NB - just my take on things; I'm not a financier, so I probably got a few bits wrong.
Loans to people who are likely to default isn't a problem per se - the higher than usual rate of interest reflects the risk to the party making the loan of default; it's analogous to insurance. The fact that the borrower is less likely than normal to actually be able to repay you is priced into the loan repayment. (obviously I'm ignoring the very convincing argument that this is really quite immoral).
The real issue was in the rolling up of such debt with a bunch of other debts of varying risk into Collateralised Debt Obligations (CDOs) and selling them on. Basically, you take a few different debts of varying risk profiles (some very risky, like these sub-prime mortgages, some very safe, some inbetween) and sell them on.
The problem is that these CDOs break the link between the price of the asset (the interest on a mortgage, for example) and the market value of the debt.

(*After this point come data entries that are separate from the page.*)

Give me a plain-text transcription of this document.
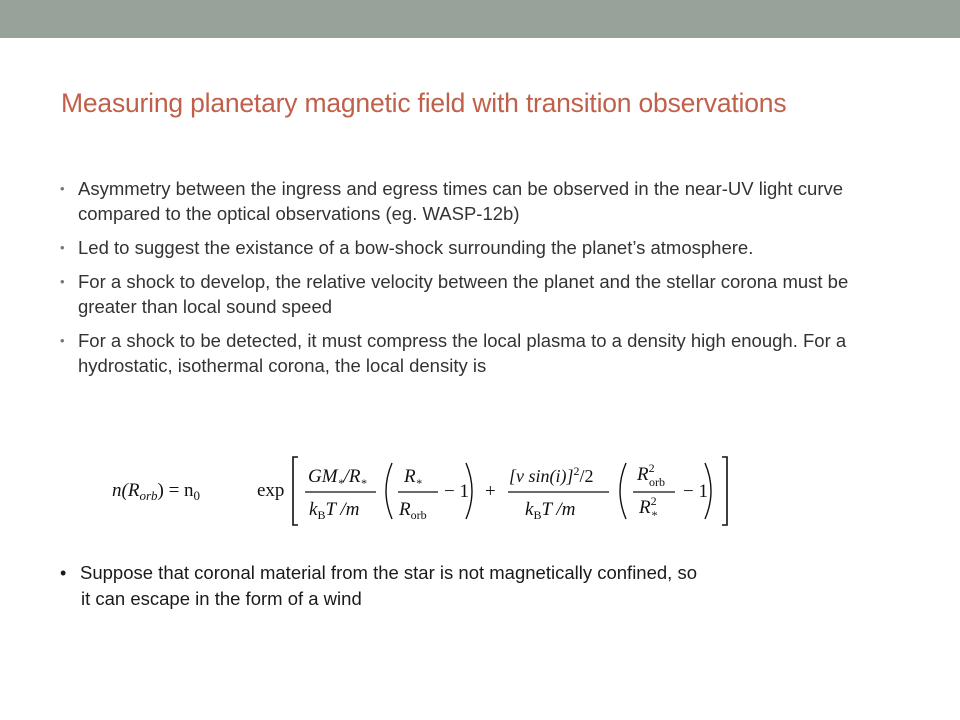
Measuring planetary magnetic field with transition observations
• Asymmetry between the ingress and egress times can be observed in the near-UV light curve compared to the optical observations (eg. WASP-12b)
• Led to suggest the existance of a bow-shock surrounding the planet’s atmosphere.
• For a shock to develop, the relative velocity between the planet and the stellar corona must be greater than local sound speed
• For a shock to be detected, it must compress the local plasma to a density high enough. For a hydrostatic, isothermal corona, the local density is
$n(R_{orb}) = n_0$	exp
$GM_*/R_*$
$k_BT$ /m
$R_*$
$R_{orb}$
− 1 +
[v sin(i)]$^2$/2
$k_BT$ /m
$R^2$ orb
$R^2$ *
− 1
• Suppose that coronal material from the star is not magnetically confined, so
it can escape in the form of a wind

These CDOs were super complex, to the point that figuring out the actual value cost more than the CDO itself (I read this in the economist a couple of years back, so maybe I am characterising it slightly wrong).

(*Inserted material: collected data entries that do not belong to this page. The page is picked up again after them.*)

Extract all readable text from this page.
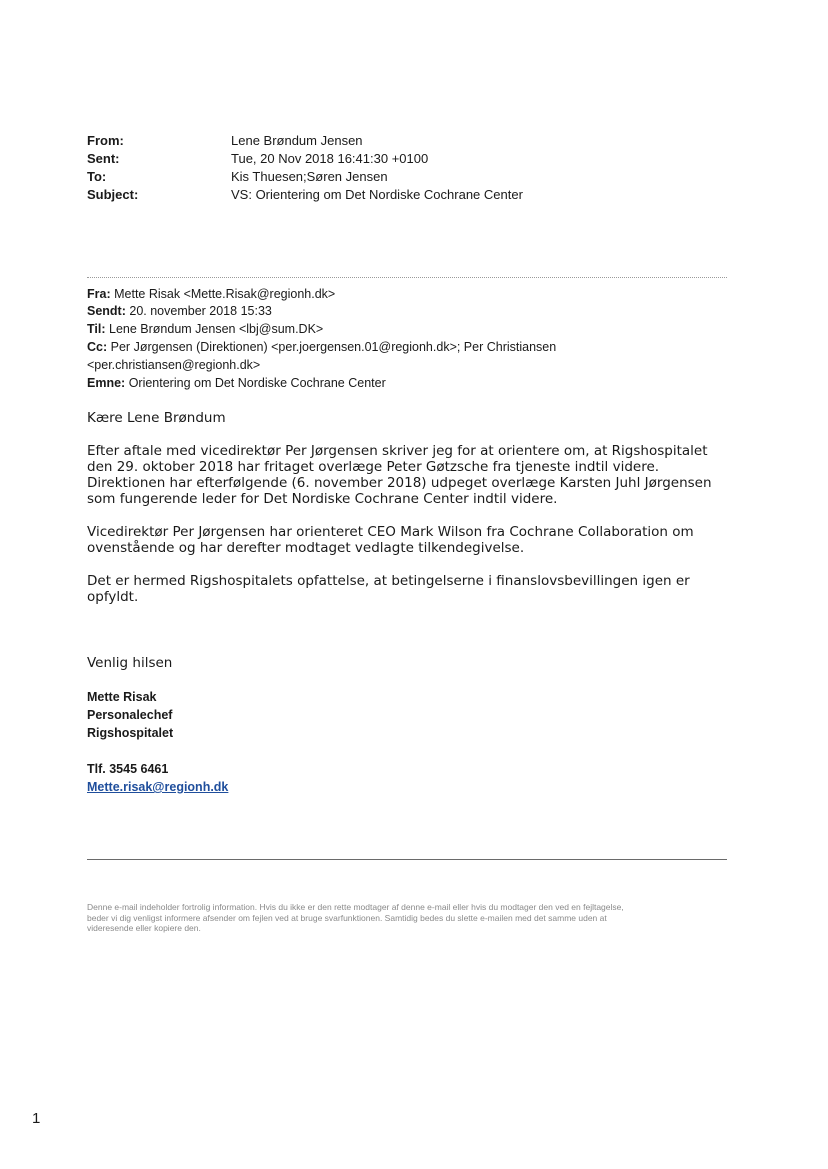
From:	Lene Brøndum Jensen
Sent:	Tue, 20 Nov 2018 16:41:30 +0100
To:	Kis Thuesen;Søren Jensen
Subject:	VS: Orientering om Det Nordiske Cochrane Center
Fra: Mette Risak <Mette.Risak@regionh.dk>
Sendt: 20. november 2018 15:33
Til: Lene Brøndum Jensen <lbj@sum.DK>
Cc: Per Jørgensen (Direktionen) <per.joergensen.01@regionh.dk>; Per Christiansen
<per.christiansen@regionh.dk>
Emne: Orientering om Det Nordiske Cochrane Center
Kære Lene Brøndum
Efter aftale med vicedirektør Per Jørgensen skriver jeg for at orientere om, at Rigshospitalet
den 29. oktober 2018 har fritaget overlæge Peter Gøtzsche fra tjeneste indtil videre.
Direktionen har efterfølgende (6. november 2018) udpeget overlæge Karsten Juhl Jørgensen
som fungerende leder for Det Nordiske Cochrane Center indtil videre.
Vicedirektør Per Jørgensen har orienteret CEO Mark Wilson fra Cochrane Collaboration om
ovenstående og har derefter modtaget vedlagte tilkendegivelse.
Det er hermed Rigshospitalets opfattelse, at betingelserne i finanslovsbevillingen igen er
opfyldt.
Venlig hilsen
Mette Risak
Personalechef
Rigshospitalet
Tlf. 3545 6461
Mette.risak@regionh.dk
Denne e-mail indeholder fortrolig information. Hvis du ikke er den rette modtager af denne e-mail eller hvis du modtager den ved en fejltagelse,
beder vi dig venligst informere afsender om fejlen ved at bruge svarfunktionen. Samtidig bedes du slette e-mailen med det samme uden at
videresende eller kopiere den.
1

A compounding factor is that the ratings agencies rated these CDOs too highly: they rated them based on historical default rates of sub-prime borrowers, but these default rates were artificially low because of the easy supply of credit. When US people began defaulting on their mortgage payments, the value of these CDOs (which contained as much as 70% sub-prime exposure) plummeted. But because it was so hard to figure out what they were worth, the major banks had no idea what their exposures were.
This meant that they didn't want to lend to anyone - consumers, businesses, or each other. So the money markets dried up (requiring massive injections of capital from central banks). When losses became apparent, they were huge, because the CDOs were recorded on banks' balance sheets at their (artificially inflated) market value. Since the banks are so large, and so interwoven, governments intervened on a global scale to prop up the financial system itself.
So who was to blame? I don't think that's an easy question to answer.
IMO, it's a question of incentives.
So the real question is how to alter these incentives, so that it doesn't happen again?
Or maybe the underlying question is whose responsibility is it to alter the incentives so that it doesn't happen again?
NB - just my take on things; I'm not a financier, so I probably got a few bits wrong.